Ehrenamtliches Engagement in den baden-württembergischen Justizvollzugsanstalten

29. Februar 2016 | Themenbereich: Baden-Württemberg, Strafvollzug | Drucken

Das bürgerschaftliche Engagement im baden-württembergischen Justizvollzug boomt. 782 Mitbürgerinnen und Mitbürger bringen sich auf ganz vielfältige Weise ehrenamtlich in den 17 Justizvollzugsanstalten des Landes ein und unterstützen die Gefangenen so auf ihrem Weg in ein straffreies Leben in Freiheit. Dieses Engagement wird von den Gefangenen honoriert. Eine aktuelle Befragung der Hochschule Esslingen zeigt eine große Zufriedenheit mit den ehrenamtlichen Angeboten.
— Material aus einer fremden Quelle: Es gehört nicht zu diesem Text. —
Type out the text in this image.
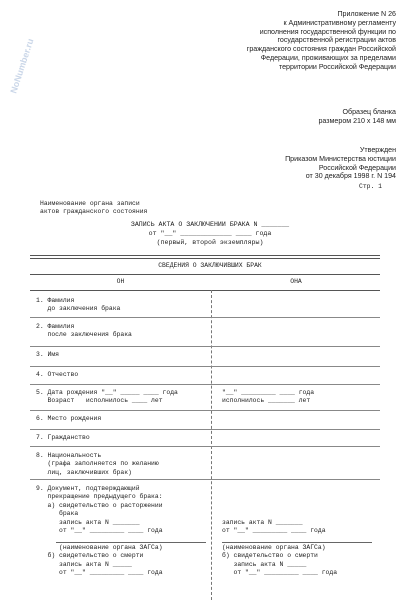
NoNumber.ru
Приложение N 26
к Административному регламенту
исполнения государственной функции по
государственной регистрации актов
гражданского состояния граждан Российской
Федерации, проживающих за пределами
территории Российской Федерации
Образец бланка
размером 210 x 148 мм
Утвержден
Приказом Министерства юстиции
Российской Федерации
от 30 декабря 1998 г. N 194
Стр. 1
Наименование органа записи
актов гражданского состояния
ЗАПИСЬ АКТА О ЗАКЛЮЧЕНИИ БРАКА N _______
от "__" _____________ ____ года
(первый, второй экземпляры)
СВЕДЕНИЯ О ЗАКЛЮЧИВШИХ БРАК
ОН	ОНА
1. Фамилия
до заключения брака
2. Фамилия
после заключения брака
3. Имя
4. Отчество
5. Дата рождения "__" _____ ____ года
Возраст   исполнилось ____ лет
"__" _________ ____ года
исполнилось _______ лет
6. Место рождения
7. Гражданство
8. Национальность
(графа заполняется по желанию
лиц, заключивших брак)
9. Документ, подтверждающий
прекращение предыдущего брака:
а) свидетельство о расторжении
брака
запись акта N _______
от "__" _________ ____ года
(наименование органа ЗАГСа)
б) свидетельство о смерти
запись акта N _____
от "__" _________ ____ года
запись акта N _______
от "__" _________ ____ года
(наименование органа ЗАГСа)
б) свидетельство о смерти
запись акта N _____
от "__" _________ ____ года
„Bürgerschaftliches Engagement im Justizvollzug bildet eine ungemein wertvolle Brücke zwischen Straffälligen und Gesellschaft. Die verlässliche, konstruktiv-kritische Begleitung durch Menschen aus dem „normalen“ Leben hilft den Straffälligen, neuen Mut zu fassen, ihr Leben ernsthaft in die richtige Bahn zu lenken und sich mit frischer Kraft auf ein straffreies Leben in sozialer Verantwortung vorzubereiten. Die vielen ehrenamtlich Tätigen leisten daher einen ganz bedeutenden Beitrag zur Resozialisierung von Straftätern und damit zur Sicherheit der Gesellschaft insgesamt“, sagte Justizminister Rainer Stickelberger und sprach seinen Dank und seine große Anerkennung aus.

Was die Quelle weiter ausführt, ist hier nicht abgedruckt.